Country begins opening markets

By Raul Hernandez, rhernandez@insidevc.com
June 29, 2002

China is a vast emerging market that is barely beginning to allow the world to tap into its 1.5 billion consumers, according to a trade expert.

As China begins to take full advantage of its entry to the World Trade Organization, the country has lessened restrictions and opened up its markets, particularly to foreign investors, said William Irion, president of Irion Enterprises.

Ventura County will benefit for China’s participation in the WTO.

“That makes agricultural products much easier to sell in China,” said Irion, a global trade facilitator and adviser.
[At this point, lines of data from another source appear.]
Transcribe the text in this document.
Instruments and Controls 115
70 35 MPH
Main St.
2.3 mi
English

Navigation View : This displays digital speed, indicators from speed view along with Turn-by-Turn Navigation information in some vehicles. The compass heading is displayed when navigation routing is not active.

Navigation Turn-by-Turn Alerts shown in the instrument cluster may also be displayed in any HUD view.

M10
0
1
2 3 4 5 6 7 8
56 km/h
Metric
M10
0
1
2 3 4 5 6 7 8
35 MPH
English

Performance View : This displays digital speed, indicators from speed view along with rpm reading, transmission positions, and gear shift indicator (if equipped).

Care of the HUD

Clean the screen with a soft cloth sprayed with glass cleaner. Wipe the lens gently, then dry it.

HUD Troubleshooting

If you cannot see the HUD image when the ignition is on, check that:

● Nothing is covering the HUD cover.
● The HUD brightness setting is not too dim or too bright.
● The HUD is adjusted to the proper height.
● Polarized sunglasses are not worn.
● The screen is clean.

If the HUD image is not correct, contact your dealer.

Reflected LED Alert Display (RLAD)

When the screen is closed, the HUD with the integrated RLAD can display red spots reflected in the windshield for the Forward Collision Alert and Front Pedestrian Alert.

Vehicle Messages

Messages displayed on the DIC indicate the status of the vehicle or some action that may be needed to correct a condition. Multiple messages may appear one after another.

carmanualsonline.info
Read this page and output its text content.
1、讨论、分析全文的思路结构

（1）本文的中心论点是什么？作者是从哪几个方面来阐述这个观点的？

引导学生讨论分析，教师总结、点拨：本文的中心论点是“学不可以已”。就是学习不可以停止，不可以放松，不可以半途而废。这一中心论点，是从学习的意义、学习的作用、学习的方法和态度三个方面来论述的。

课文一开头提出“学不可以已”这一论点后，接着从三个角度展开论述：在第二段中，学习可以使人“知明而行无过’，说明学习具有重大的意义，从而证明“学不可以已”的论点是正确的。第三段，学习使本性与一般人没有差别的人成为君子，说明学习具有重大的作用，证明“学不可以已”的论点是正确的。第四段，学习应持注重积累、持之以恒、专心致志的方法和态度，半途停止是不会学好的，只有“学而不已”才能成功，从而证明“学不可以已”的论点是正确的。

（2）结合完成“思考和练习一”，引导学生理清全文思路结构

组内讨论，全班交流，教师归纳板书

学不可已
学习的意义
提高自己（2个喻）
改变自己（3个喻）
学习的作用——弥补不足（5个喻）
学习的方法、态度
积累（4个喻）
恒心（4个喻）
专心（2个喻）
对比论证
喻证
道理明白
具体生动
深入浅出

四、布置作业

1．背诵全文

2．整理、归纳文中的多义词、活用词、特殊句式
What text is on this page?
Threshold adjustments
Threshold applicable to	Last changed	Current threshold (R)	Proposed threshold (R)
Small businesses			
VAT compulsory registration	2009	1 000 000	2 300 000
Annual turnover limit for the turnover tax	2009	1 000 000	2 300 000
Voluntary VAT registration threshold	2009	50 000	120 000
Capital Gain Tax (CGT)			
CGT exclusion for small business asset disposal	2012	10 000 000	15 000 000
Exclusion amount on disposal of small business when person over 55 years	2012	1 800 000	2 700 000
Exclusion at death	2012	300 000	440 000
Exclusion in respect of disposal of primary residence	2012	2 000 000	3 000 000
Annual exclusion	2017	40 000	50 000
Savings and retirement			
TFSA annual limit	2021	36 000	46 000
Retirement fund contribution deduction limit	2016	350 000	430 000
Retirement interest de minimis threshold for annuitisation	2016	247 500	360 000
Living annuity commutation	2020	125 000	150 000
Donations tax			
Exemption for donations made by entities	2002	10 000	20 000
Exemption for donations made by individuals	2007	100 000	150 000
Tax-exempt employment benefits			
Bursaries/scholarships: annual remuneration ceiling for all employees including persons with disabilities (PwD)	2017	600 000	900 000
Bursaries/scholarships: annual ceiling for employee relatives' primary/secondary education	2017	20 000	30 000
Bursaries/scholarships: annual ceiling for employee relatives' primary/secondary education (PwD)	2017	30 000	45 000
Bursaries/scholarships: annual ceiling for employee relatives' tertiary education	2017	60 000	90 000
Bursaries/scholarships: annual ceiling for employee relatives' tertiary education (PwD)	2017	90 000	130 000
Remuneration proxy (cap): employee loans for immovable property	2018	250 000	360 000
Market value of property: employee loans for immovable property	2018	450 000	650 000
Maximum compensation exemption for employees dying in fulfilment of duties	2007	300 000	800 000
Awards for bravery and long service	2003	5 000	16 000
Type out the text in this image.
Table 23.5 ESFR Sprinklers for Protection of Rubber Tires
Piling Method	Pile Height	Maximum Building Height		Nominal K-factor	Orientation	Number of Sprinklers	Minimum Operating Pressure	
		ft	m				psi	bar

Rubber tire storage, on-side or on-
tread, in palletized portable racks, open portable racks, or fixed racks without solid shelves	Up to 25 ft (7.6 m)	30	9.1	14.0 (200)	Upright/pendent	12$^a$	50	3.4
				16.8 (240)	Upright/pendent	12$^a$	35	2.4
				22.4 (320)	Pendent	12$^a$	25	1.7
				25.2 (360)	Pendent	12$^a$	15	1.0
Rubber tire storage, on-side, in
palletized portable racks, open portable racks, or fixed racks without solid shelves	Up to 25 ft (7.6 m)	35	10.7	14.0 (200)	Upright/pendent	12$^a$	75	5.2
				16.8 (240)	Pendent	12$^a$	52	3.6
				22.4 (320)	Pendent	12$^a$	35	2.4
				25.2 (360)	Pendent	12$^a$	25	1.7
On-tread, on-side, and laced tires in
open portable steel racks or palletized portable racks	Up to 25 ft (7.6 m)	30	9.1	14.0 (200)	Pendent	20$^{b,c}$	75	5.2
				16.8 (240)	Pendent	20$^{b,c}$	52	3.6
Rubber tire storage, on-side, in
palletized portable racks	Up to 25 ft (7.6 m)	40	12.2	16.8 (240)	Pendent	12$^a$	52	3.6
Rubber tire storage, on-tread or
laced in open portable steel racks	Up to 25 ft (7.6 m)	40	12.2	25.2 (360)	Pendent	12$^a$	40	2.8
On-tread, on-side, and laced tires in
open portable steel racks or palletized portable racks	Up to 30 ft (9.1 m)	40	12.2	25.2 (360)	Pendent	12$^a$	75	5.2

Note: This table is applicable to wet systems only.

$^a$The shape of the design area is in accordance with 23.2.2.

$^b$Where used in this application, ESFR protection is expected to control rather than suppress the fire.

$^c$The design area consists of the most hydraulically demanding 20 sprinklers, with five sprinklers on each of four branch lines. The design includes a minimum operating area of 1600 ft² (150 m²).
Irion was one of the speakers at a China trip debriefing, sponsored by Oxnard College.

Recently, officials and educators from Port Hueneme, Oxnard Harbor District, and the Oxnard College Center for International Trade Development took trade missions to China.

Friday, they talked about their experiences, examined trade opportunities and follow-up visits to China.

“They are reforming a lot of China to meet WTO requirements,” Irion said. “There is more rule of law.”

These reforms include lowering more than 5,000 tariffs by an average of 12 percent, allowing financial institutions like Bank of America to do business in China and not limiting foreign investment to certain parts, Irion said.

There was $259 billion in U.S. investment in China last year, Irion said.

U.S. auto manufacturers — General Motors, Ford and Chrysler — have been doing business in China for the last 20 years, according to the Chinese Commercial Consul in Los Angeles.

“You may see a very different China in 10 years,” he said. “Something else you are hearing in China, business for profit. This in a land where profit was a bad word.”

Sunkist Citrus, which exports oranges from the Port of Hueneme, began shipping fruit to China in 2001, say trade analysts.

Oxnard Harbor District Commissioners Jesse Ramirez and Nao Takasugi talked about their 10-day trip to China in May. They are optimistic that the county could soon start shipping its citrus and other crops there.

The Harbor District board endorsed a “friendly exchanges relationship” with counterparts at the Port of Qinhaungdo. The port is about 175 miles east of Beijng.

Ramirez said his concern is that the Chinese don’t have the infrastructure to distribute goods throughout the country. In Asia, small trucks also are still used for commercial transportation, he said.

“Semi-trucks are not existent in the Far East,” he said. “So we have a long way to go.”

Also more modern equipment to unload fruit and other American products and refrigerated warehouses to store produce are needed, Ramirez said.